I recently had to work with spatial data, and I did so using MS SQL Server to do the spatial analysis. I learned a few things about spatial data in the process.
Spatial data broadly comes in two varieties geographic (e.g. latitudes and longitudes) and geometry (e.g. x and y). Geometric data is fairly straightforward but geographic data is more complicated, and that's what I'm talking about below.
Datums, Projections and SRIDs
Firstly, not all latitudes and longitudes are the same. There are different types of datum, which is the name for the co-ordinate system for mapping latitudes and longitudes onto a sphere (or elipsoid or whatever). The upshot of this is that a lat/long in one datum won't quite map onto the same point as in another.
The reason for this is that some systems might historically have been chosen because they work well for a particular area of the world. An example of this is the OSGB36 datum, which was chosen by Ordinance Survey in the UK because it works well for the particular part of the globe where the United Kingdom sits.
However, these days the most common example of datum is WGS84, which works uniformly well across the globe, and is used by GPS systems.
Secondly, some geographic data has been projected. This means the latitude and longitudes have been mapped from spherical onto a 'flat' surface, like a rectangle, as pseudo x, y geometric data. An example of this is the UK ordinance survey national grid. This is a 'tranverse mercator' projection of the OSGB36 datum. Instead of having units of degrees, it has units of meters.

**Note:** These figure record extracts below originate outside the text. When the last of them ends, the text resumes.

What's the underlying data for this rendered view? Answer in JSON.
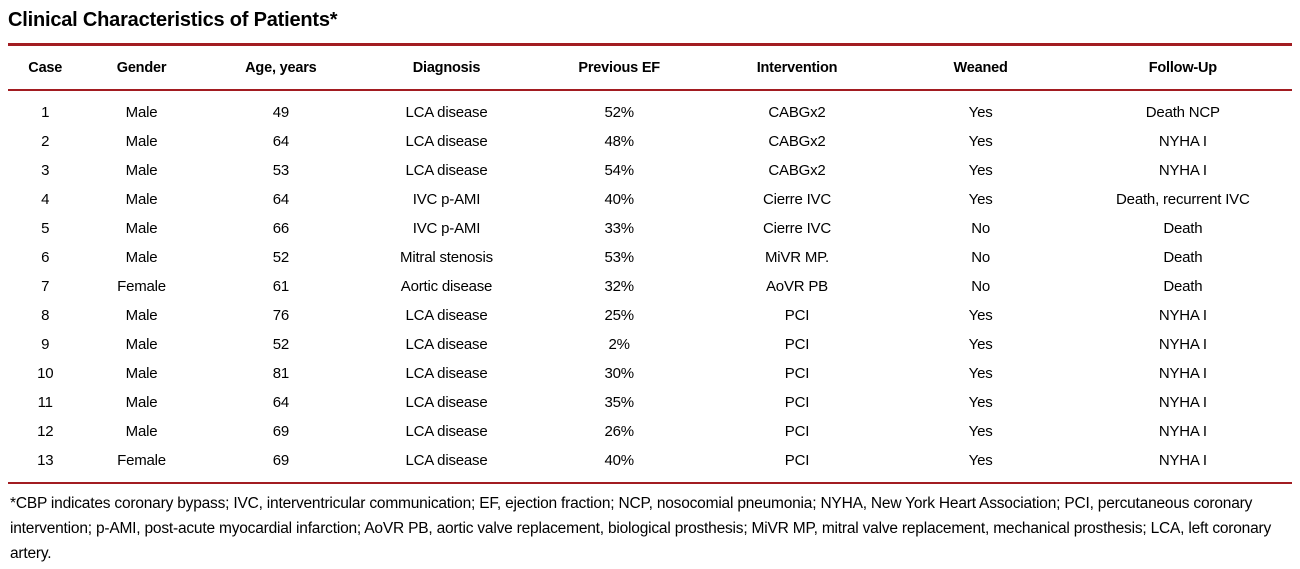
{
  "accent_color": "#a21c21",
  "title": "Clinical Characteristics of Patients*",
  "table": {
    "columns": [
      "Case",
      "Gender",
      "Age, years",
      "Diagnosis",
      "Previous EF",
      "Intervention",
      "Weaned",
      "Follow-Up"
    ],
    "col_widths_pct": [
      5.8,
      9.2,
      12.5,
      13.3,
      13.6,
      14.1,
      14.5,
      17.0
    ],
    "rows": [
      [
        "1",
        "Male",
        "49",
        "LCA disease",
        "52%",
        "CABGx2",
        "Yes",
        "Death NCP"
      ],
      [
        "2",
        "Male",
        "64",
        "LCA disease",
        "48%",
        "CABGx2",
        "Yes",
        "NYHA I"
      ],
      [
        "3",
        "Male",
        "53",
        "LCA disease",
        "54%",
        "CABGx2",
        "Yes",
        "NYHA I"
      ],
      [
        "4",
        "Male",
        "64",
        "IVC p-AMI",
        "40%",
        "Cierre IVC",
        "Yes",
        "Death, recurrent IVC"
      ],
      [
        "5",
        "Male",
        "66",
        "IVC p-AMI",
        "33%",
        "Cierre IVC",
        "No",
        "Death"
      ],
      [
        "6",
        "Male",
        "52",
        "Mitral stenosis",
        "53%",
        "MiVR MP.",
        "No",
        "Death"
      ],
      [
        "7",
        "Female",
        "61",
        "Aortic disease",
        "32%",
        "AoVR PB",
        "No",
        "Death"
      ],
      [
        "8",
        "Male",
        "76",
        "LCA disease",
        "25%",
        "PCI",
        "Yes",
        "NYHA I"
      ],
      [
        "9",
        "Male",
        "52",
        "LCA disease",
        "2%",
        "PCI",
        "Yes",
        "NYHA I"
      ],
      [
        "10",
        "Male",
        "81",
        "LCA disease",
        "30%",
        "PCI",
        "Yes",
        "NYHA I"
      ],
      [
        "11",
        "Male",
        "64",
        "LCA disease",
        "35%",
        "PCI",
        "Yes",
        "NYHA I"
      ],
      [
        "12",
        "Male",
        "69",
        "LCA disease",
        "26%",
        "PCI",
        "Yes",
        "NYHA I"
      ],
      [
        "13",
        "Female",
        "69",
        "LCA disease",
        "40%",
        "PCI",
        "Yes",
        "NYHA I"
      ]
    ]
  },
  "footnote": "*CBP indicates coronary bypass; IVC, interventricular communication; EF, ejection fraction; NCP, nosocomial pneumonia; NYHA, New York Heart Association; PCI, percutaneous coronary intervention; p-AMI, post-acute myocardial infarction; AoVR PB, aortic valve replacement, biological prosthesis; MiVR MP, mitral valve replacement, mechanical prosthesis; LCA, left coronary artery."
}
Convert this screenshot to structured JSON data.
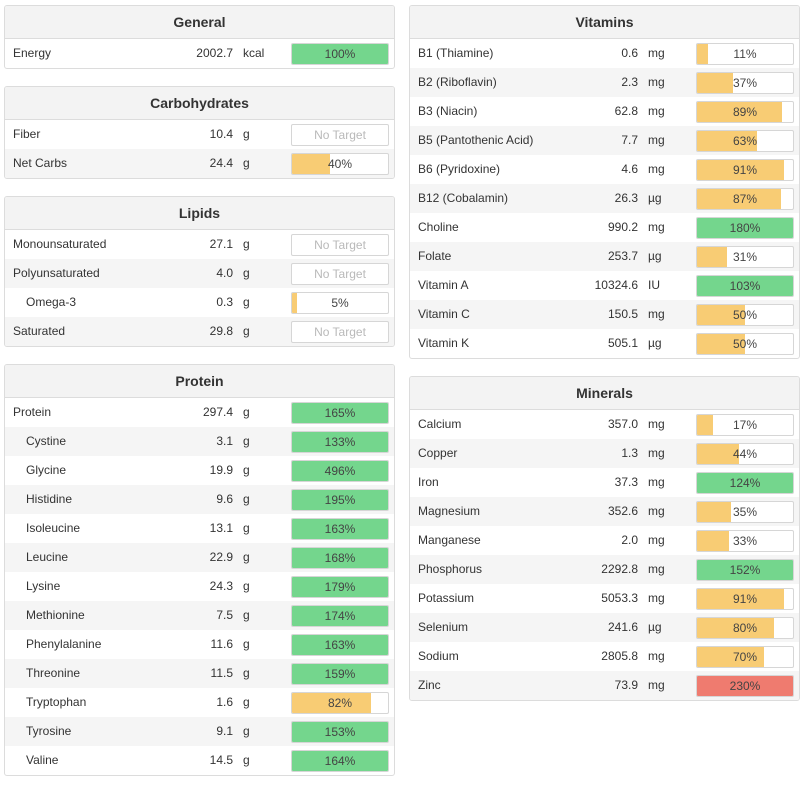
{
  "colors": {
    "green": "#74d68d",
    "yellow": "#f8cc74",
    "red": "#ef7b6f",
    "empty": "#ffffff"
  },
  "panels": [
    {
      "id": "general",
      "column": "left",
      "title": "General",
      "rows": [
        {
          "name": "Energy",
          "amount": "2002.7",
          "unit": "kcal",
          "pct": "100%",
          "fill": 1.0,
          "color": "green"
        }
      ]
    },
    {
      "id": "carbohydrates",
      "column": "left",
      "title": "Carbohydrates",
      "rows": [
        {
          "name": "Fiber",
          "amount": "10.4",
          "unit": "g",
          "pct": "No Target",
          "fill": 0,
          "color": "none"
        },
        {
          "name": "Net Carbs",
          "amount": "24.4",
          "unit": "g",
          "pct": "40%",
          "fill": 0.4,
          "color": "yellow"
        }
      ]
    },
    {
      "id": "lipids",
      "column": "left",
      "title": "Lipids",
      "rows": [
        {
          "name": "Monounsaturated",
          "amount": "27.1",
          "unit": "g",
          "pct": "No Target",
          "fill": 0,
          "color": "none"
        },
        {
          "name": "Polyunsaturated",
          "amount": "4.0",
          "unit": "g",
          "pct": "No Target",
          "fill": 0,
          "color": "none"
        },
        {
          "name": "Omega-3",
          "amount": "0.3",
          "unit": "g",
          "pct": "5%",
          "fill": 0.05,
          "color": "yellow",
          "sub": true
        },
        {
          "name": "Saturated",
          "amount": "29.8",
          "unit": "g",
          "pct": "No Target",
          "fill": 0,
          "color": "none"
        }
      ]
    },
    {
      "id": "protein",
      "column": "left",
      "title": "Protein",
      "rows": [
        {
          "name": "Protein",
          "amount": "297.4",
          "unit": "g",
          "pct": "165%",
          "fill": 1.0,
          "color": "green"
        },
        {
          "name": "Cystine",
          "amount": "3.1",
          "unit": "g",
          "pct": "133%",
          "fill": 1.0,
          "color": "green",
          "sub": true
        },
        {
          "name": "Glycine",
          "amount": "19.9",
          "unit": "g",
          "pct": "496%",
          "fill": 1.0,
          "color": "green",
          "sub": true
        },
        {
          "name": "Histidine",
          "amount": "9.6",
          "unit": "g",
          "pct": "195%",
          "fill": 1.0,
          "color": "green",
          "sub": true
        },
        {
          "name": "Isoleucine",
          "amount": "13.1",
          "unit": "g",
          "pct": "163%",
          "fill": 1.0,
          "color": "green",
          "sub": true
        },
        {
          "name": "Leucine",
          "amount": "22.9",
          "unit": "g",
          "pct": "168%",
          "fill": 1.0,
          "color": "green",
          "sub": true
        },
        {
          "name": "Lysine",
          "amount": "24.3",
          "unit": "g",
          "pct": "179%",
          "fill": 1.0,
          "color": "green",
          "sub": true
        },
        {
          "name": "Methionine",
          "amount": "7.5",
          "unit": "g",
          "pct": "174%",
          "fill": 1.0,
          "color": "green",
          "sub": true
        },
        {
          "name": "Phenylalanine",
          "amount": "11.6",
          "unit": "g",
          "pct": "163%",
          "fill": 1.0,
          "color": "green",
          "sub": true
        },
        {
          "name": "Threonine",
          "amount": "11.5",
          "unit": "g",
          "pct": "159%",
          "fill": 1.0,
          "color": "green",
          "sub": true
        },
        {
          "name": "Tryptophan",
          "amount": "1.6",
          "unit": "g",
          "pct": "82%",
          "fill": 0.82,
          "color": "yellow",
          "sub": true
        },
        {
          "name": "Tyrosine",
          "amount": "9.1",
          "unit": "g",
          "pct": "153%",
          "fill": 1.0,
          "color": "green",
          "sub": true
        },
        {
          "name": "Valine",
          "amount": "14.5",
          "unit": "g",
          "pct": "164%",
          "fill": 1.0,
          "color": "green",
          "sub": true
        }
      ]
    },
    {
      "id": "vitamins",
      "column": "right",
      "title": "Vitamins",
      "rows": [
        {
          "name": "B1 (Thiamine)",
          "amount": "0.6",
          "unit": "mg",
          "pct": "11%",
          "fill": 0.11,
          "color": "yellow"
        },
        {
          "name": "B2 (Riboflavin)",
          "amount": "2.3",
          "unit": "mg",
          "pct": "37%",
          "fill": 0.37,
          "color": "yellow"
        },
        {
          "name": "B3 (Niacin)",
          "amount": "62.8",
          "unit": "mg",
          "pct": "89%",
          "fill": 0.89,
          "color": "yellow"
        },
        {
          "name": "B5 (Pantothenic Acid)",
          "amount": "7.7",
          "unit": "mg",
          "pct": "63%",
          "fill": 0.63,
          "color": "yellow"
        },
        {
          "name": "B6 (Pyridoxine)",
          "amount": "4.6",
          "unit": "mg",
          "pct": "91%",
          "fill": 0.91,
          "color": "yellow"
        },
        {
          "name": "B12 (Cobalamin)",
          "amount": "26.3",
          "unit": "µg",
          "pct": "87%",
          "fill": 0.87,
          "color": "yellow"
        },
        {
          "name": "Choline",
          "amount": "990.2",
          "unit": "mg",
          "pct": "180%",
          "fill": 1.0,
          "color": "green"
        },
        {
          "name": "Folate",
          "amount": "253.7",
          "unit": "µg",
          "pct": "31%",
          "fill": 0.31,
          "color": "yellow"
        },
        {
          "name": "Vitamin A",
          "amount": "10324.6",
          "unit": "IU",
          "pct": "103%",
          "fill": 1.0,
          "color": "green"
        },
        {
          "name": "Vitamin C",
          "amount": "150.5",
          "unit": "mg",
          "pct": "50%",
          "fill": 0.5,
          "color": "yellow"
        },
        {
          "name": "Vitamin K",
          "amount": "505.1",
          "unit": "µg",
          "pct": "50%",
          "fill": 0.5,
          "color": "yellow"
        }
      ]
    },
    {
      "id": "minerals",
      "column": "right",
      "title": "Minerals",
      "rows": [
        {
          "name": "Calcium",
          "amount": "357.0",
          "unit": "mg",
          "pct": "17%",
          "fill": 0.17,
          "color": "yellow"
        },
        {
          "name": "Copper",
          "amount": "1.3",
          "unit": "mg",
          "pct": "44%",
          "fill": 0.44,
          "color": "yellow"
        },
        {
          "name": "Iron",
          "amount": "37.3",
          "unit": "mg",
          "pct": "124%",
          "fill": 1.0,
          "color": "green"
        },
        {
          "name": "Magnesium",
          "amount": "352.6",
          "unit": "mg",
          "pct": "35%",
          "fill": 0.35,
          "color": "yellow"
        },
        {
          "name": "Manganese",
          "amount": "2.0",
          "unit": "mg",
          "pct": "33%",
          "fill": 0.33,
          "color": "yellow"
        },
        {
          "name": "Phosphorus",
          "amount": "2292.8",
          "unit": "mg",
          "pct": "152%",
          "fill": 1.0,
          "color": "green"
        },
        {
          "name": "Potassium",
          "amount": "5053.3",
          "unit": "mg",
          "pct": "91%",
          "fill": 0.91,
          "color": "yellow"
        },
        {
          "name": "Selenium",
          "amount": "241.6",
          "unit": "µg",
          "pct": "80%",
          "fill": 0.8,
          "color": "yellow"
        },
        {
          "name": "Sodium",
          "amount": "2805.8",
          "unit": "mg",
          "pct": "70%",
          "fill": 0.7,
          "color": "yellow"
        },
        {
          "name": "Zinc",
          "amount": "73.9",
          "unit": "mg",
          "pct": "230%",
          "fill": 1.0,
          "color": "red"
        }
      ]
    }
  ]
}
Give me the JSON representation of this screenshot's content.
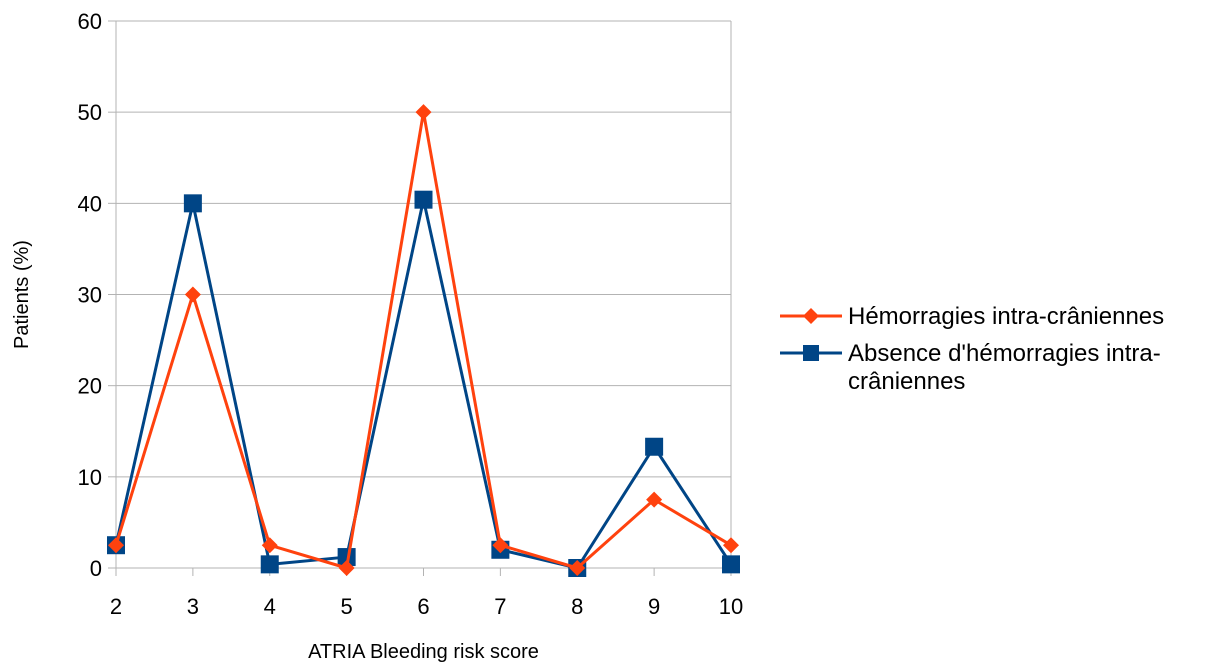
{
  "chart_data": {
    "type": "line",
    "x": [
      2,
      3,
      4,
      5,
      6,
      7,
      8,
      9,
      10
    ],
    "xlabel": "ATRIA Bleeding risk score",
    "ylabel": "Patients (%)",
    "ylim": [
      0,
      60
    ],
    "yticks": [
      0,
      10,
      20,
      30,
      40,
      50,
      60
    ],
    "grid": true,
    "legend_position": "right",
    "series": [
      {
        "name": "Hémorragies intra-crâniennes",
        "name_lines": [
          "Hémorragies intra-crâniennes"
        ],
        "color": "#ff420e",
        "marker": "diamond",
        "values": [
          2.5,
          30,
          2.5,
          0,
          50,
          2.5,
          0,
          7.5,
          2.5
        ]
      },
      {
        "name": "Absence d'hémorragies intra-crâniennes",
        "name_lines": [
          "Absence d'hémorragies intra-",
          "crâniennes"
        ],
        "color": "#004586",
        "marker": "square",
        "values": [
          2.5,
          40,
          0.4,
          1.2,
          40.4,
          2,
          0,
          13.3,
          0.4
        ]
      }
    ]
  }
}
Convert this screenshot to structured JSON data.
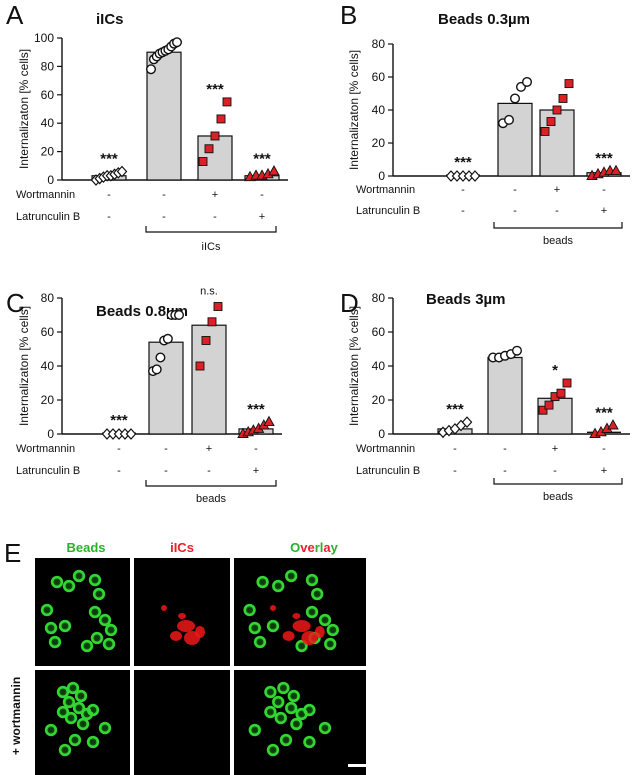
{
  "chart_data": [
    {
      "panel": "A",
      "type": "bar",
      "title": "iICs",
      "ylabel": "Internalizaton [% cells]",
      "ylim": [
        0,
        100
      ],
      "yticks": [
        "0",
        "20",
        "40",
        "60",
        "80",
        "100"
      ],
      "bars": [
        {
          "mean": 3,
          "sig": "***",
          "marker": "diamond",
          "points": [
            0,
            1,
            2,
            3,
            3,
            4,
            5,
            6
          ]
        },
        {
          "mean": 90,
          "sig": "",
          "marker": "circle",
          "points": [
            78,
            85,
            87,
            89,
            90,
            91,
            92,
            94,
            96,
            97
          ]
        },
        {
          "mean": 31,
          "sig": "***",
          "marker": "square",
          "points": [
            13,
            22,
            31,
            43,
            55
          ]
        },
        {
          "mean": 3,
          "sig": "***",
          "marker": "triangle",
          "points": [
            2,
            3,
            3,
            4,
            6
          ]
        }
      ],
      "conditions": [
        {
          "label": "Wortmannin",
          "values": [
            "-",
            "-",
            "+",
            "-"
          ]
        },
        {
          "label": "Latrunculin B",
          "values": [
            "-",
            "-",
            "-",
            "+"
          ]
        }
      ],
      "group_label": "iICs"
    },
    {
      "panel": "B",
      "type": "bar",
      "title": "Beads 0.3µm",
      "ylabel": "Internalizaton [% cells]",
      "ylim": [
        0,
        80
      ],
      "yticks": [
        "0",
        "20",
        "40",
        "60",
        "80"
      ],
      "bars": [
        {
          "mean": 0.5,
          "sig": "***",
          "marker": "diamond",
          "points": [
            0,
            0,
            0,
            0,
            0
          ]
        },
        {
          "mean": 44,
          "sig": "",
          "marker": "circle",
          "points": [
            32,
            34,
            47,
            54,
            57
          ]
        },
        {
          "mean": 40,
          "sig": "",
          "marker": "square",
          "points": [
            27,
            33,
            40,
            47,
            56
          ]
        },
        {
          "mean": 2,
          "sig": "***",
          "marker": "triangle",
          "points": [
            0,
            1,
            2,
            3,
            3
          ]
        }
      ],
      "conditions": [
        {
          "label": "Wortmannin",
          "values": [
            "-",
            "-",
            "+",
            "-"
          ]
        },
        {
          "label": "Latrunculin B",
          "values": [
            "-",
            "-",
            "-",
            "+"
          ]
        }
      ],
      "group_label": "beads"
    },
    {
      "panel": "C",
      "type": "bar",
      "title": "Beads 0.8µm",
      "ylabel": "Internalizaton [% cells]",
      "ylim": [
        0,
        80
      ],
      "yticks": [
        "0",
        "20",
        "40",
        "60",
        "80"
      ],
      "bars": [
        {
          "mean": 0.5,
          "sig": "***",
          "marker": "diamond",
          "points": [
            0,
            0,
            0,
            0,
            0
          ]
        },
        {
          "mean": 54,
          "sig": "",
          "marker": "circle",
          "points": [
            37,
            38,
            45,
            55,
            56,
            70,
            70,
            70
          ]
        },
        {
          "mean": 64,
          "sig": "n.s.",
          "marker": "square",
          "points": [
            40,
            55,
            66,
            75
          ]
        },
        {
          "mean": 3,
          "sig": "***",
          "marker": "triangle",
          "points": [
            0,
            1,
            2,
            3,
            5,
            7
          ]
        }
      ],
      "conditions": [
        {
          "label": "Wortmannin",
          "values": [
            "-",
            "-",
            "+",
            "-"
          ]
        },
        {
          "label": "Latrunculin B",
          "values": [
            "-",
            "-",
            "-",
            "+"
          ]
        }
      ],
      "group_label": "beads"
    },
    {
      "panel": "D",
      "type": "bar",
      "title": "Beads 3µm",
      "ylabel": "Internalizaton [% cells]",
      "ylim": [
        0,
        80
      ],
      "yticks": [
        "0",
        "20",
        "40",
        "60",
        "80"
      ],
      "bars": [
        {
          "mean": 3,
          "sig": "***",
          "marker": "diamond",
          "points": [
            1,
            2,
            3,
            5,
            7
          ]
        },
        {
          "mean": 45,
          "sig": "",
          "marker": "circle",
          "points": [
            45,
            45,
            46,
            47,
            49
          ]
        },
        {
          "mean": 21,
          "sig": "*",
          "marker": "square",
          "points": [
            14,
            17,
            22,
            24,
            30
          ]
        },
        {
          "mean": 1,
          "sig": "***",
          "marker": "triangle",
          "points": [
            0,
            1,
            3,
            5
          ]
        }
      ],
      "conditions": [
        {
          "label": "Wortmannin",
          "values": [
            "-",
            "-",
            "+",
            "-"
          ]
        },
        {
          "label": "Latrunculin B",
          "values": [
            "-",
            "-",
            "-",
            "+"
          ]
        }
      ],
      "group_label": "beads"
    }
  ],
  "panel_letters": [
    "A",
    "B",
    "C",
    "D",
    "E"
  ],
  "micrographs": {
    "channels": [
      {
        "label": "Beads",
        "color": "#2bb02b"
      },
      {
        "label": "iICs",
        "color": "#e8202a"
      },
      {
        "label_parts": [
          {
            "text": "O",
            "color": "#2bb02b"
          },
          {
            "text": "ve",
            "color": "#e8202a"
          },
          {
            "text": "rl",
            "color": "#2bb02b"
          },
          {
            "text": "a",
            "color": "#e8202a"
          },
          {
            "text": "y",
            "color": "#2bb02b"
          }
        ]
      }
    ],
    "row_label_bottom": "+ wortmannin"
  },
  "colors": {
    "bar_fill": "#d3d3d3",
    "red_marker": "#dd1f26",
    "bead_green": "#33d633",
    "cell_red": "#f01818",
    "image_bg": "#000000"
  }
}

The combination of the datum, projection and other factors (for instance the units) for a particular set of spatial data is captured in a single ID called the SRID (Spatial Reference System Identifier). For instance, for the unprojected WGS84 datum with degrees as the unit, the SRID is 4326. And the SRID for the UK National Grid (projected OSGB36) with the unit of meters is 1936.
The upshot of all this is that when you're pulling different bits of geographic data together, you need to make sure they're all in (or convert them to) the same SRID before you can work with them. Plus you need to know what the SRID of any output results is.
Fileformat
Add to this that there isn't a universally accepted file format for geographic data. Sometimes it comes as a csv of lats and longs, or projected x and y's. Often, however, geographic data comes in the form of a shapefile. This is a binary file format, which has arisen from a popular piece of geospatial software called ArcGIS by ESRI.
The problem with this is that if you're not working in ArcGIS (or something that can take shapefiles), then you going to need to convert it to something more straightforward before you can move on. Plus, if you've got different SRIDs for your different data sets, you're going to need to convert them all to the same type (probably the ubiquitous 4326).
Loading Shapefiles
To load shapefile data into SQL server as geographic data, I found the following very helpful tool called 'SQL Server Spatial tools' here.
This let's you select a shapefile, auto-identifies the SRID and spatial datatype, and connects and uploads the data straight to your SQL database for you. Easy.
Converting
A lot of spatial software will allow you to load in geographic data and convert between SRIDs. However I was using SQL server geographic data types to do my analysis. While SQL understands the concept of SRIDs and won't let you combine geographic data from two different SRIDs, it also won't let you convert between them.
Luckily, at this point I found the super flexible ogr2ogr tool, which is part of the open source GDAL suite. This command line tool allows you to convert shapefiles between SRIDs very efficiently. Also, having spoken to some guys that use ArcGIS to do these conversions, I have reason to believe this tool does the job signficantly quicker.
Once I had converted my shapefile to the correct SRID, I was able to re-upload it to SQL, and complete my analysis!
(I'll write another post soon to demonstrate a few SQL spatial joins!).